Health Law Uncertainties Are Starting to Hurt Millions

Uncertainties are never good for the insurance industry. The current debate surrounding the Affordable Care Act and the new American Health Care Act is creating uncertainties that may soon jeopardize the whole healthcare industry. The Blue Cross and Blue Shield of Illinois is committed to a return to the Obamacare exchange next year, but the same can’t be said for other insurers.

This state of limbo is causing more problems than anticipated. In fact, health care uncertainties are starting to hurt millions of Americans, even before the new AHCA is signed.

Obamacare in Trouble.

The Affordable Care Act is clearly in trouble. The series of uncertainties that have been covering ACA now leave many counties with no health plans to sell in 2018. Insurance companies are pulling out of these counties, citing the uncertainty around the Republicans’ health care bill and the future of healthcare law in general as the reasons for the move.

Republicans’ efforts to drive Obamacare into collapse is becoming increasingly successful. Unfortunately, it is also causing millions of Americans to lose access to affordable health insurance in just a few months. This is a situation no one can afford to face, especially without a new health care bill to replace the ACA.
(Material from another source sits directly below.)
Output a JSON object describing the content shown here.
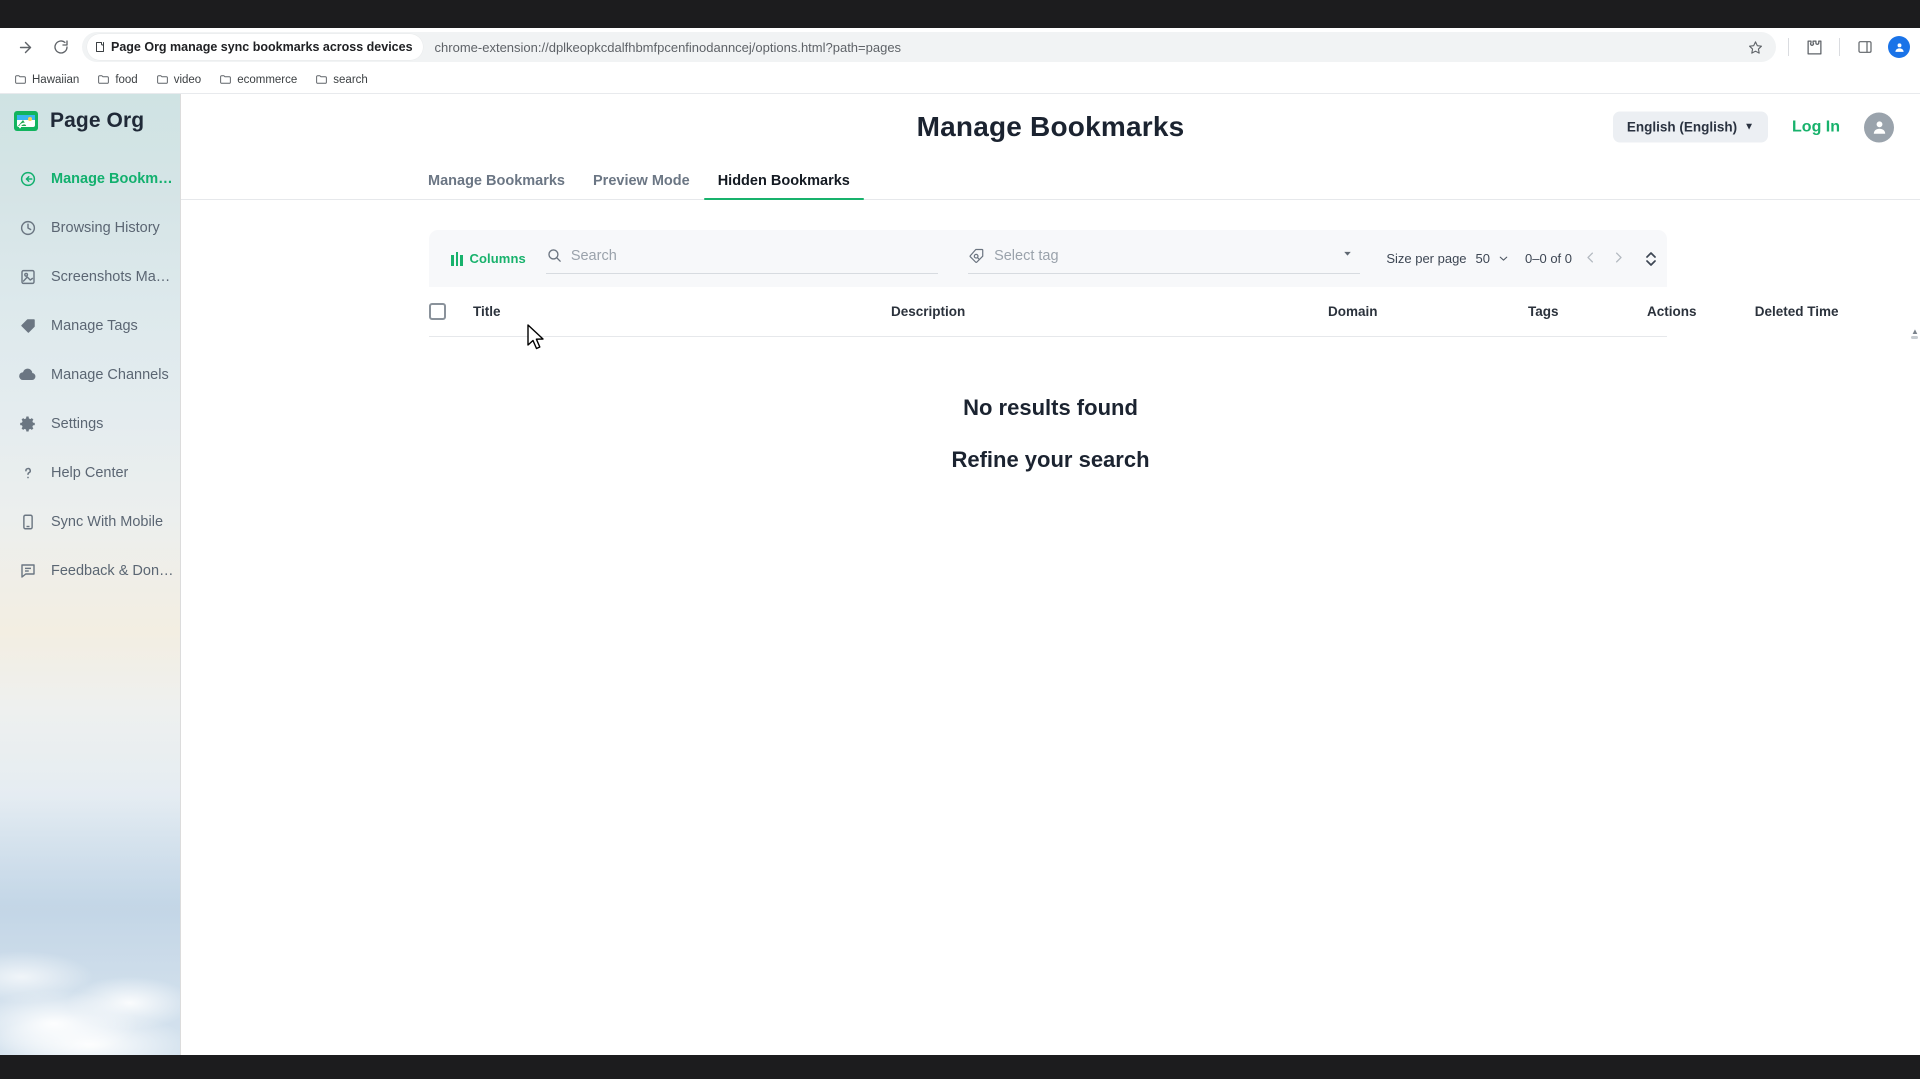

The latest statistics by the Robert Wood Johnson Foundation reveal 47 counties with zero health insurance plan to sell. While Blue Cross and Blue Shield Illinois is committed to making a return next year, companies like Anthem and Blue Cross Blue Shield Kansas City are exiting their respective markets. Anthem is leaving Ohio with one fewer option, while Blue Cross Blue Shield Kansas City has pulled out already.

The Political Incentives

It is easy to see why Republicans don’t want to fix the problems with ACA. Republicans and the Health and Human Services Department of this administration are using the failing health insurance market as an excuse to repeal Obamacare. The approach is a smart one, at least from a political standpoint.

Without a clear replacement for Obamacare, however, this will only lead to more problems. The 23 million Americans that will lose health care under the House version of AHCA may even lose their healthcare before the new healthcare bill passes the Senate.

A Push for More Certainty

What the Trump administration and Congress need to do is create a climate of certainty. The health law and policy department of Hofstra Law recently compiled studies that suggest plugging the ACA while formulating a better, stronger AHCA are the things to do to reverse the damages being done today. Students who are studying for their health law degree are using the current healthcare debate as the perfect case study.

It is also unfortunate to note that such an ideal situation may never be implemented. As mentioned before, the political incentive of a failing Obamacare is too good for the Republicans to miss. We can only wait and see as Republicans try to formulate a better AHCA and get it passed as quickly as possible, regardless of the consequences that come with the new healthcare bill.